★15★

214 31 83
                                    

Bu sabaha kasvetli bir şekilde uyanmış, nedense huysuzdum. Hava da bulutluydu. Kötü bir şeyler olacakmış hissi vardı içimde. Felix te bu halimi farketmiş olmalı ki sordu.

"Jisung iyi misin? Endişeli gözüküyorsun"

"Ben de anlamadım ki. İçim bir huzursuz"

"Uykunu falan aldın mı?"

"Aldım aslında erken yatmıştım"

"Neyse gün ilerledikçe anlaşılır"

"Aynen"

Seungmin de geldiğinde yorgun bir şekilde karşıladım.

"Günaydınn"

"Günaydın"

"Hayırdır sorun ne?"

"Ben de anlamadım ki"

Garip bir sessizlik oluştuğunda sınıf dolmaya başlamıştı. Çok geçmeden derse girdik.

...

Minho, öğle arasında yanıma geleceğini söylemişti. Fakat uzun bir süreden sonra gelmeyince bahçeye indim. Gözlerim okul bahçesinde yanıma gelmeyen Minho'yu arıyordu. Okulun arka bahçesinde sessiz bir köşeye doğru yöneldim ve 2 kişinin sesini duydum. Minho bir kızla konuşuyordu. Ses çıkarmamaya özen göstererek çalılıklara ilerledim ve gördüğüm manzara karşısında kalbim acı, gözlerim yaş ile doldu.

Kız Minho'yu öpüyordu.

Midemin kötü olduğunu hissederek bir saniye bile durmadan uzaklaştım ordan. Giderken ses çıkardığımdan da emin bir şekilde hızla uzaklaştım. Şimdi ise yağmur damlaları bardaktan boşalırcasına düşüyordu. Okulda daha fazla durmak istemediğimden bütün gücümle güvenlik yokken çıktım okuldan.

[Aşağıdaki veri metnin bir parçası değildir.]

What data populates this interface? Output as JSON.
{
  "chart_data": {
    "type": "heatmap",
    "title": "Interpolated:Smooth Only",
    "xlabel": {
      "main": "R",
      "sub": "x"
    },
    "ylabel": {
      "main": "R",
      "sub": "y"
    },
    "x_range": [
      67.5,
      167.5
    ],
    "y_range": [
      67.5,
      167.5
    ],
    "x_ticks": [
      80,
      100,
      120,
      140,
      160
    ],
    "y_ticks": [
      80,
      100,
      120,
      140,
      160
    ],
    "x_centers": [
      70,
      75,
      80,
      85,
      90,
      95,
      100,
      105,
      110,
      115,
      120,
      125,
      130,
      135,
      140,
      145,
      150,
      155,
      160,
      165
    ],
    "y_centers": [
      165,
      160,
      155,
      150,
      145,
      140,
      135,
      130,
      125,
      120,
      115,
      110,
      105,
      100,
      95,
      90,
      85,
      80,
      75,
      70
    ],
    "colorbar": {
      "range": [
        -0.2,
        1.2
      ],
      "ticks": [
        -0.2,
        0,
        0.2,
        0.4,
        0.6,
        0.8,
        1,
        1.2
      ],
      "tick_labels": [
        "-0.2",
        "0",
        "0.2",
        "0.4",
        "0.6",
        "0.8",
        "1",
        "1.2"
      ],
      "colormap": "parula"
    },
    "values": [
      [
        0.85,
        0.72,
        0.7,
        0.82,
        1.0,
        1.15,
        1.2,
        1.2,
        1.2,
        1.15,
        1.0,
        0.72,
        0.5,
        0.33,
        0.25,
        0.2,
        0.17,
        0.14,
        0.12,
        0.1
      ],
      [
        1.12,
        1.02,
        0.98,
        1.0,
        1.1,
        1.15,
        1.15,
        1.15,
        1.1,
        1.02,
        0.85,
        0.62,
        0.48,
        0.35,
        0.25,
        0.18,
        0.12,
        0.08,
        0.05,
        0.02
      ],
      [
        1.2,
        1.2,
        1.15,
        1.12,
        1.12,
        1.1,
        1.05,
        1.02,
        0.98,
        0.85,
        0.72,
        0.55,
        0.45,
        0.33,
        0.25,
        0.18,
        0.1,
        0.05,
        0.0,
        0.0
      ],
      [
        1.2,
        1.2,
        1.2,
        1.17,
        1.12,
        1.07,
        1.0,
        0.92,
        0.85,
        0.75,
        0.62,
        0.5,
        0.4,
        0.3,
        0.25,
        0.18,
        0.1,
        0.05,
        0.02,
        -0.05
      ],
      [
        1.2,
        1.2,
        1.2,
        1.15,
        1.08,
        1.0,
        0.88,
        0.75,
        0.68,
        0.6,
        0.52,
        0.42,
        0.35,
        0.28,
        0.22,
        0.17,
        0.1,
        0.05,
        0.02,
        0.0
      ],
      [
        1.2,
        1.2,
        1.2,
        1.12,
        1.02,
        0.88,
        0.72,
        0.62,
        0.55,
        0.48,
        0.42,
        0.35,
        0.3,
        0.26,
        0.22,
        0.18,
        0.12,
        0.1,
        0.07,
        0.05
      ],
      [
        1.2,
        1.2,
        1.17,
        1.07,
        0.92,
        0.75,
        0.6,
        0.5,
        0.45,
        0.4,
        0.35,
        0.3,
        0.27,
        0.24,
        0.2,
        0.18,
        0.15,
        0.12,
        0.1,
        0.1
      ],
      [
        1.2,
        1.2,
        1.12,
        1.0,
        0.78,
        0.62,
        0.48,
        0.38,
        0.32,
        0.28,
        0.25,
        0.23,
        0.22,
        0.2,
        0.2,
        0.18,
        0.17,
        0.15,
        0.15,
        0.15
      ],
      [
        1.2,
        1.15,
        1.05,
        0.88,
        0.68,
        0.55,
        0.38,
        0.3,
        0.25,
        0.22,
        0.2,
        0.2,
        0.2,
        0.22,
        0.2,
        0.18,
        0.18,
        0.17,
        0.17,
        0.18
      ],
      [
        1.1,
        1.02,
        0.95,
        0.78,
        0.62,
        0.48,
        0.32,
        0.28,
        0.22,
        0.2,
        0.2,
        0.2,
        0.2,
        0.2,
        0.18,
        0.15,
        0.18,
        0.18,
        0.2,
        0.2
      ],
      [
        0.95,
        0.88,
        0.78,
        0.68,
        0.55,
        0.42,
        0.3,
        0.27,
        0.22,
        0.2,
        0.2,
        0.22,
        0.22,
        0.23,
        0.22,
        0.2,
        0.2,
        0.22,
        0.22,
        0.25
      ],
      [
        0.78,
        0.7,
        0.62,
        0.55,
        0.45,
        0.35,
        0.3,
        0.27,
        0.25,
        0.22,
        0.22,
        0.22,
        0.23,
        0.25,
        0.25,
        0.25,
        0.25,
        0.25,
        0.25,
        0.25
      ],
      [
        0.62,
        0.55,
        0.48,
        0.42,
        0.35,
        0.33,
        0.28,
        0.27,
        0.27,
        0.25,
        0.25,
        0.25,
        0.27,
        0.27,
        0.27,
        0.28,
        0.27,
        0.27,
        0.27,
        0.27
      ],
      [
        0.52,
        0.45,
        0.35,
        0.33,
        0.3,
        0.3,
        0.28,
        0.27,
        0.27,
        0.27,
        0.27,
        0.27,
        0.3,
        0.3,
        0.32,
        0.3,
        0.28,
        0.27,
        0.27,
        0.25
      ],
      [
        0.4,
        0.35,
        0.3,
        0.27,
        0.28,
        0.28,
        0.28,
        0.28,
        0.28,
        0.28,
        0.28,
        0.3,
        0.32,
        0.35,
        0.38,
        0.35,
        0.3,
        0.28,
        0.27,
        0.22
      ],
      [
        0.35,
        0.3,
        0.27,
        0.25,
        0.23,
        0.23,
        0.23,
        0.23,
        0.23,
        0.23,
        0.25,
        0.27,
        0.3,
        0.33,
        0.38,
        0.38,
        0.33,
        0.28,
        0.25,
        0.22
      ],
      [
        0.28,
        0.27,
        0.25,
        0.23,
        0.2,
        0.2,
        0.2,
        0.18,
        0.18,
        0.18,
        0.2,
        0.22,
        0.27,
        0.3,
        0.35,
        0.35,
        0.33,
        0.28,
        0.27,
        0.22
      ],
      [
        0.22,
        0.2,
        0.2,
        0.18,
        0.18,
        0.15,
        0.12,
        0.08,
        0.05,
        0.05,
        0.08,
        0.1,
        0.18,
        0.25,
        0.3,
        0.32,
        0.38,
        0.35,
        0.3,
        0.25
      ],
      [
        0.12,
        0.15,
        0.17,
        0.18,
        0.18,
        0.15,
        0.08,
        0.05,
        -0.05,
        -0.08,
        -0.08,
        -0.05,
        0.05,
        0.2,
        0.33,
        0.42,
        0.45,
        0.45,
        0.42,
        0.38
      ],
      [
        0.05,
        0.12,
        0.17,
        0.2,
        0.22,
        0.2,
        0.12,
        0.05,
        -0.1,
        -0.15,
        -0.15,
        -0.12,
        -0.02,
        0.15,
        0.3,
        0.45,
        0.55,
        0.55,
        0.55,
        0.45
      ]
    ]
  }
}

Arkamda kalan insanları umursamadan delilercesine koşuyordum. Nereye gittiğimi bilmeden, göz pınarlarımda yaş kalmayana kadar ağlıyordum. Tıpkı bir şelale gibi. İnsanlar yağmurdan kaçarken ben olabildiğince koşuyordum. Bugün gökyüzü ağlıyordu, bulutlar ağlıyordu, ben ağlıyordum...

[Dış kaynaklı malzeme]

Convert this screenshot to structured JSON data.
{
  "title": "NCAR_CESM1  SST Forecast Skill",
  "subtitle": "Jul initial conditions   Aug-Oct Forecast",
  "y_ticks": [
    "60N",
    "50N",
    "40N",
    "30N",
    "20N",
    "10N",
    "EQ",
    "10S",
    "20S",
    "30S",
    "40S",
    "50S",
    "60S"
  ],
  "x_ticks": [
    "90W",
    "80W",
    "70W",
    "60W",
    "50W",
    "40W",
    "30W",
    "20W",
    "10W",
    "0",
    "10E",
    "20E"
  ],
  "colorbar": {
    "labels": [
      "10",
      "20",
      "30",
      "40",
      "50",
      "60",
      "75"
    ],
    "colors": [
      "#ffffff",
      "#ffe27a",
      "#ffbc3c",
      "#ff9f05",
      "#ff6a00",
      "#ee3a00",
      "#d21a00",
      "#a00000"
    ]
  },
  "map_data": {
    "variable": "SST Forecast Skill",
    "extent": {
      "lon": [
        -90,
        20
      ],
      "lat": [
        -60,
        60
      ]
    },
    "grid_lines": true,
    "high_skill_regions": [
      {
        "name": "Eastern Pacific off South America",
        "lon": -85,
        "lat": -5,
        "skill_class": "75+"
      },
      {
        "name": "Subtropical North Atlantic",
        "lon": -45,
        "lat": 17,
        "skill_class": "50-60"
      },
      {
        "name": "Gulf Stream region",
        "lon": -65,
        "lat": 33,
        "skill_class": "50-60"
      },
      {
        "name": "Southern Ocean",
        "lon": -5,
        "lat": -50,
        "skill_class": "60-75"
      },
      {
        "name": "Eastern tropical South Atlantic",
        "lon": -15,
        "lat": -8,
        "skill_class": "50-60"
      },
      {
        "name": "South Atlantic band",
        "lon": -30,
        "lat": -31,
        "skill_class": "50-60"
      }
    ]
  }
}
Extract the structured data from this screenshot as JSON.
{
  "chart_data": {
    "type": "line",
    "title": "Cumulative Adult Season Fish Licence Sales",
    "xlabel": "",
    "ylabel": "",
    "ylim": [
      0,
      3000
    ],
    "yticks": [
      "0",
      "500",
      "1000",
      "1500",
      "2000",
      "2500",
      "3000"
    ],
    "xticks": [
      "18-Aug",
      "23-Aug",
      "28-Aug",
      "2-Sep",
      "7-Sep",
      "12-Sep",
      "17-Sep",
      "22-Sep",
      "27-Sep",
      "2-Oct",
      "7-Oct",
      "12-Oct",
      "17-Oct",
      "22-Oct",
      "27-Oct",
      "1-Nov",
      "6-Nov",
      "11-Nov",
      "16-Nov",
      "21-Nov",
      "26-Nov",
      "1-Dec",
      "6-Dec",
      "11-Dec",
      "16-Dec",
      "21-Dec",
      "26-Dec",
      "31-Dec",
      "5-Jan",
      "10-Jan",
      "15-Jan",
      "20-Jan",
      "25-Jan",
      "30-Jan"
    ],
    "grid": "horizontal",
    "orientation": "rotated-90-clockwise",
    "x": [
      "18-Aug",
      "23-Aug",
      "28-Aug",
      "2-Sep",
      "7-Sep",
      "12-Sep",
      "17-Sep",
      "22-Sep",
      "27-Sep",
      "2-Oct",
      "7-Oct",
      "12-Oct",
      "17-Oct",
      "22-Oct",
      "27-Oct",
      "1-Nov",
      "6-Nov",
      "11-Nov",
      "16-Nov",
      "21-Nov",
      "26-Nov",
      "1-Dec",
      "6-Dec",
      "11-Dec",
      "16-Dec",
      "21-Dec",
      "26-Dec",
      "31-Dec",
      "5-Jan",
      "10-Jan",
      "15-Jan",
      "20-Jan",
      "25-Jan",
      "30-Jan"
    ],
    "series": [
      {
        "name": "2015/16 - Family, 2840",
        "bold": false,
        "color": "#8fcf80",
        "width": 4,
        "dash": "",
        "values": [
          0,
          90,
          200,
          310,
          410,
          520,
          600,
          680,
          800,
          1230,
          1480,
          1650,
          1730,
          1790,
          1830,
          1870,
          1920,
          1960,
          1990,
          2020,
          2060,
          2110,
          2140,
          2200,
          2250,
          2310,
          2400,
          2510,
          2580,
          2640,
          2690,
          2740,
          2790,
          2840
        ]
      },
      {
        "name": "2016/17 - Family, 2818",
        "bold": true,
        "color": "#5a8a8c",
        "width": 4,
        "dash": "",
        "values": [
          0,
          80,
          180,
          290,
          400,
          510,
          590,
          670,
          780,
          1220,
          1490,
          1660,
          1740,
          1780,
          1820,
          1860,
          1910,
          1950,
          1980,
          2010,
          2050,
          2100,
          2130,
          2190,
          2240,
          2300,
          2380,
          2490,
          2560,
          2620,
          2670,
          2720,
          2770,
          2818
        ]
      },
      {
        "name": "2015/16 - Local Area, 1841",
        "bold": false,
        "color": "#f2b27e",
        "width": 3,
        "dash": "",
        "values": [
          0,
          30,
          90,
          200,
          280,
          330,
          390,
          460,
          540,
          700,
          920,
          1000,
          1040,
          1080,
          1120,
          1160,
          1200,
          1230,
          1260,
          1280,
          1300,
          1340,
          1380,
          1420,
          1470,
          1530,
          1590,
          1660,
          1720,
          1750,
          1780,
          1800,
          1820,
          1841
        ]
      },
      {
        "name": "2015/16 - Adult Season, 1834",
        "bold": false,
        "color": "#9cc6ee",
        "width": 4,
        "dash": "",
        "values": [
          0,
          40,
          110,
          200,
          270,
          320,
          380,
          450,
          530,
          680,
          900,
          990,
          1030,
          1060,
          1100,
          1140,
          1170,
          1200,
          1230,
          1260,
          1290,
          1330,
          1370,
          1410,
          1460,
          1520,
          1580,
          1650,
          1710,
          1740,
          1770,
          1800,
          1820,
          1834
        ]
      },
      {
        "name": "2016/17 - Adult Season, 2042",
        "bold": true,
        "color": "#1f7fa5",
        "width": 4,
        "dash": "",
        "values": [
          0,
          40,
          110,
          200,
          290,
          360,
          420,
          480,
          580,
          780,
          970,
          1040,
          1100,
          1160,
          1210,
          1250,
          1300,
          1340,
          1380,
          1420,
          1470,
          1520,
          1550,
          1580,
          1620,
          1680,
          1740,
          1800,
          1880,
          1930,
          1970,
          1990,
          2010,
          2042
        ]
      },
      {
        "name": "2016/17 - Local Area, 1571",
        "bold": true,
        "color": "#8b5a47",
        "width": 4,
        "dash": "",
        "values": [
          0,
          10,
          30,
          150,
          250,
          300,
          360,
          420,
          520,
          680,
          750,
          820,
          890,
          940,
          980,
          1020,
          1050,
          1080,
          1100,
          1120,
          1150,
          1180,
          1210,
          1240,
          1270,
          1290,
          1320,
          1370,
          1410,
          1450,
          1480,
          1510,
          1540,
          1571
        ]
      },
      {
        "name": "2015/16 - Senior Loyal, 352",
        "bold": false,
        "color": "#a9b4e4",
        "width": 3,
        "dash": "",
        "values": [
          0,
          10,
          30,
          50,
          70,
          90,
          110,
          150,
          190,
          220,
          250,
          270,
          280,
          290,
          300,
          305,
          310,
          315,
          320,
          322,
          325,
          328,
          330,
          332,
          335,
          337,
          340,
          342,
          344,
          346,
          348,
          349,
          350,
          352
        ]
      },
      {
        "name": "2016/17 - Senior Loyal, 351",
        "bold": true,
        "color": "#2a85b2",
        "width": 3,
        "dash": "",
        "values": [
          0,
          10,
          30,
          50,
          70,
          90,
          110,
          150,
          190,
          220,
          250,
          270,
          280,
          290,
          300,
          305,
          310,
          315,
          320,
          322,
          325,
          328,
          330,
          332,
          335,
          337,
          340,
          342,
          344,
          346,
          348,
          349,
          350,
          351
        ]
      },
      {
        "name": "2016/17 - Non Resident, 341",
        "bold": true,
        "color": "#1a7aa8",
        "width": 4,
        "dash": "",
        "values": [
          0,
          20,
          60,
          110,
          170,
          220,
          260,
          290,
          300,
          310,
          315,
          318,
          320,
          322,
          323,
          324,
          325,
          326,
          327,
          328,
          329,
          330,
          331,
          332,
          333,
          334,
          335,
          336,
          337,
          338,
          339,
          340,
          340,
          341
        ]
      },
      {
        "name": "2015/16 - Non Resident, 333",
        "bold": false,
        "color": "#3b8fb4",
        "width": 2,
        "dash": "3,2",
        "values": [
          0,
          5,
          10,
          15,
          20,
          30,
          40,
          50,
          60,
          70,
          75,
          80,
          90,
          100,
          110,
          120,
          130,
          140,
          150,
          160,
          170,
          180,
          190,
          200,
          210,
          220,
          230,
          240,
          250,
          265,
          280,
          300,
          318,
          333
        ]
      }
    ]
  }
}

Çakan şimşekler arasında bacaklarım hissizleşmeye başlıyordu. Köşesini döndüğüm sokakta duraksadım ve bacaklarımın işlevini yitirmesine izin verip kendimi ıslak taşlı zemine bıraktım. Yerde sırtüstü suların üstünde yatarken yağmur damlalarının yüzüme düşmesine izin veriyordum. Kalbimdeki acı göz kapaklarımı ağırlaştırıyordu. Tam o sırada Minho'nun sesini duydum.

"JİSUNG!"

Islak saçlarıyla endişe dolu gözleriyle yanıma geliyordu.

"Ne işin var burda senin! Hipotermi geçireceksin!"

Kalkacak ve konuşacak gücüm olmadığını anladığında, sırtındaki siyah ceketini çıkarıp bedenime sardıktan sonra ellerini belimden ve bacaklarımdan geçirerek beni kucağına aldı. Kalbimin acısı ile ıslak saçlarının arasından gözlerine bakıyordum.

"Gitsene o kızın yanına senin yerin benim yanım değil"

Üzüntü ve halsizlik ile söylediğim cümle karşısında gözlerindeki siniri gördüm. Kimeydi bu siniri?

"Revire gidelim öyle konuşalım"

"Niye geldin peşimden?"

"Jisung bayılacaktın diyorum şuan boşuna nefesini harcama"

Hızlı bir şekilde okula giderken yağan yağmur durmak bilmiyordu.
Okulun kapısından girdiğimizde öğrencilerin, öğretmenlerin ve arkadaşlarımın gözleri bizi izliyordu.